As Always, the Fine Print Matters...and sometimes it's Dominant
The agreement calls for deficit reductions...but from what? The current CBO baseline (which is what the triggers are based on) seems both obvious and neutral but it includes an assumption that is politically volatile: that the Bush tax cuts will expire in 2013, adding $3.5 trillion in revenues.
This is huge. Republicans have long insisted that the Bush tax cuts should be made permanent and Obama and most Democrats have supported making them permanent for those making less than $200,000 per year. Either proposal would mean a bigger change to the CBO baseline than the entire targeted level of reductions.
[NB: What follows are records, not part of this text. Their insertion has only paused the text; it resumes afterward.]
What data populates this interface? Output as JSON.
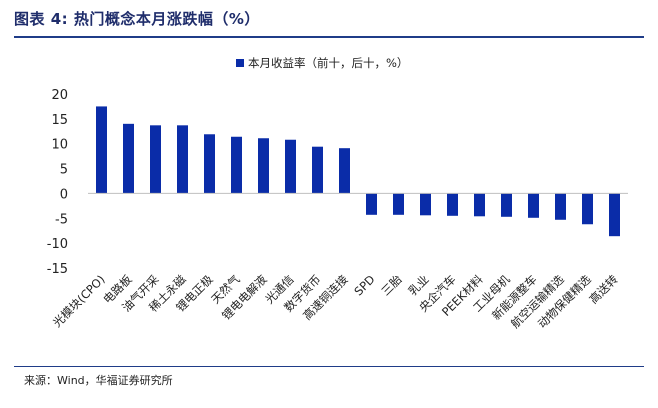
{
  "figure": {
    "title": "图表 4:  热门概念本月涨跌幅（%）",
    "source": "来源：Wind，华福证券研究所"
  },
  "colors": {
    "bar": "#0a2ca8",
    "axis": "#bfbfbf",
    "rule": "#1f3c88"
  },
  "chart_data": {
    "type": "bar",
    "categories": [
      "光模块(CPO)",
      "电路板",
      "油气开采",
      "稀土永磁",
      "锂电正极",
      "天然气",
      "锂电电解液",
      "光通信",
      "数字货币",
      "高速铜连接",
      "SPD",
      "三胎",
      "乳业",
      "央企汽车",
      "PEEK材料",
      "工业母机",
      "新能源整车",
      "航空运输精选",
      "动物保健精选",
      "高送转"
    ],
    "series": [
      {
        "name": "本月收益率（前十，后十，%）",
        "values": [
          17.5,
          14.0,
          13.7,
          13.7,
          11.9,
          11.4,
          11.1,
          10.8,
          9.4,
          9.1,
          -4.3,
          -4.3,
          -4.4,
          -4.5,
          -4.6,
          -4.7,
          -4.9,
          -5.3,
          -6.2,
          -8.6
        ]
      }
    ],
    "yticks": [
      20,
      15,
      10,
      5,
      0,
      -5,
      -10,
      -15
    ],
    "ylim": [
      -15,
      20
    ],
    "grid": false,
    "legend": "top-center"
  }
}
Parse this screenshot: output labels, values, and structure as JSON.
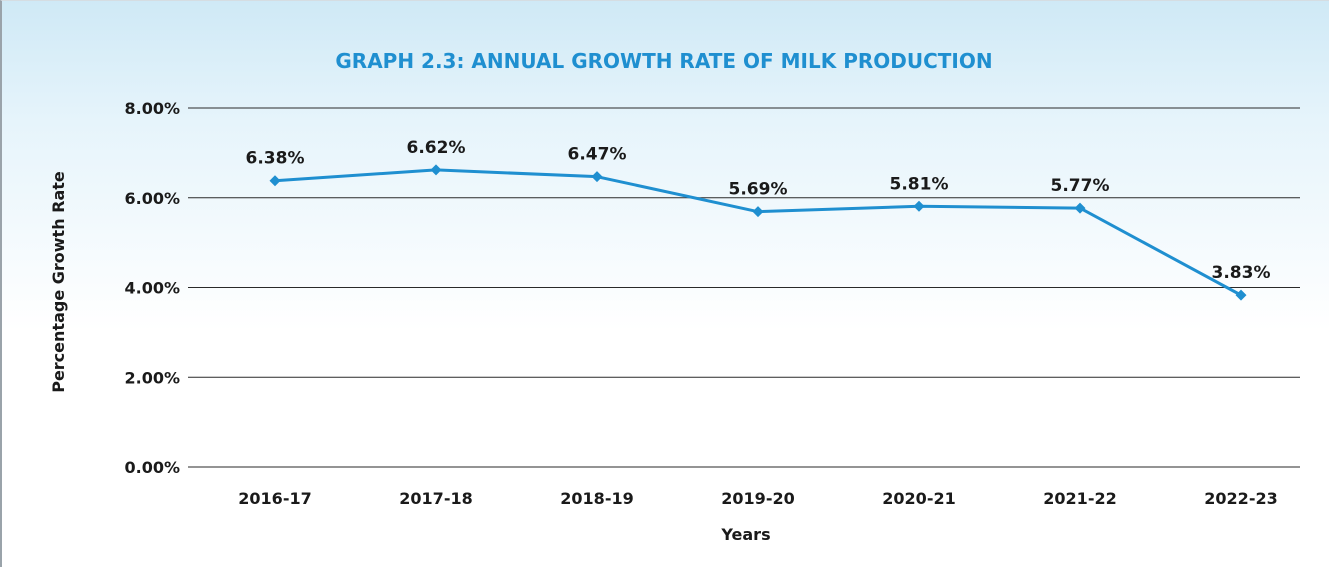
{
  "chart_data": {
    "type": "line",
    "title": "GRAPH 2.3: ANNUAL GROWTH RATE OF MILK PRODUCTION",
    "xlabel": "Years",
    "ylabel": "Percentage Growth Rate",
    "categories": [
      "2016-17",
      "2017-18",
      "2018-19",
      "2019-20",
      "2020-21",
      "2021-22",
      "2022-23"
    ],
    "series": [
      {
        "values": [
          6.38,
          6.62,
          6.47,
          5.69,
          5.81,
          5.77,
          3.83
        ],
        "labels": [
          "6.38%",
          "6.62%",
          "6.47%",
          "5.69%",
          "5.81%",
          "5.77%",
          "3.83%"
        ],
        "color": "#1f8fd0"
      }
    ],
    "ylim": [
      0,
      8
    ],
    "yticks": [
      0,
      2,
      4,
      6,
      8
    ],
    "ytick_labels": [
      "0.00%",
      "2.00%",
      "4.00%",
      "6.00%",
      "8.00%"
    ],
    "grid": "horizontal",
    "marker": "diamond",
    "legend": "none"
  },
  "colors": {
    "title": "#1f8fd0",
    "line": "#1f8fd0",
    "grid": "#2a2a2a",
    "background_top": "#cfe9f6"
  }
}
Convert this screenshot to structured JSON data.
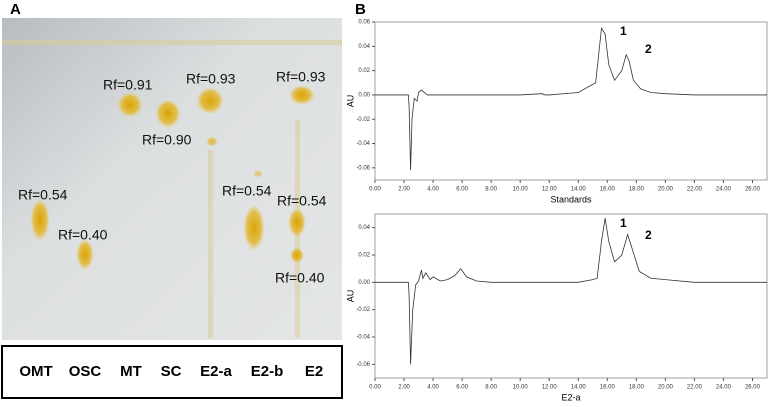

The WSJ editorial argues that this is such a large increase that the Super Congress is unlikely to consider any further increases, but this is pretty simplistic analysis. The Super Congress is likely to want to ignore the Bush tax cuts altogether in its proposal, since any change would make their task monumentally more difficult, and their timeline theoretically makes ignoring the cuts easy. Obama, however, can use his threat to veto a later extension of the cuts to pressure Republicans to accept some tax increases as part of their overall deficit reduction recommendation. Obama has some real leverage here, as the cuts expire after the 2012 election, giving Republicans limited recourse against a veto threat. It's entirely possible that a two-prong agreement will be reached, with some tax increases being part of the Super Committee's recommendation in exchange for concessions on the Bush tax cuts.
More fundamentally, it means that this deal should be seen as just one salvo in an ongoing struggle. A small agreement has been reached with a medium-sized negotiation scheduled through November but a larger issue remains very much on the table and barely discussed in the context of the current deal. Regardless of where you fall on the political spectrum, we continue to live in interesting times.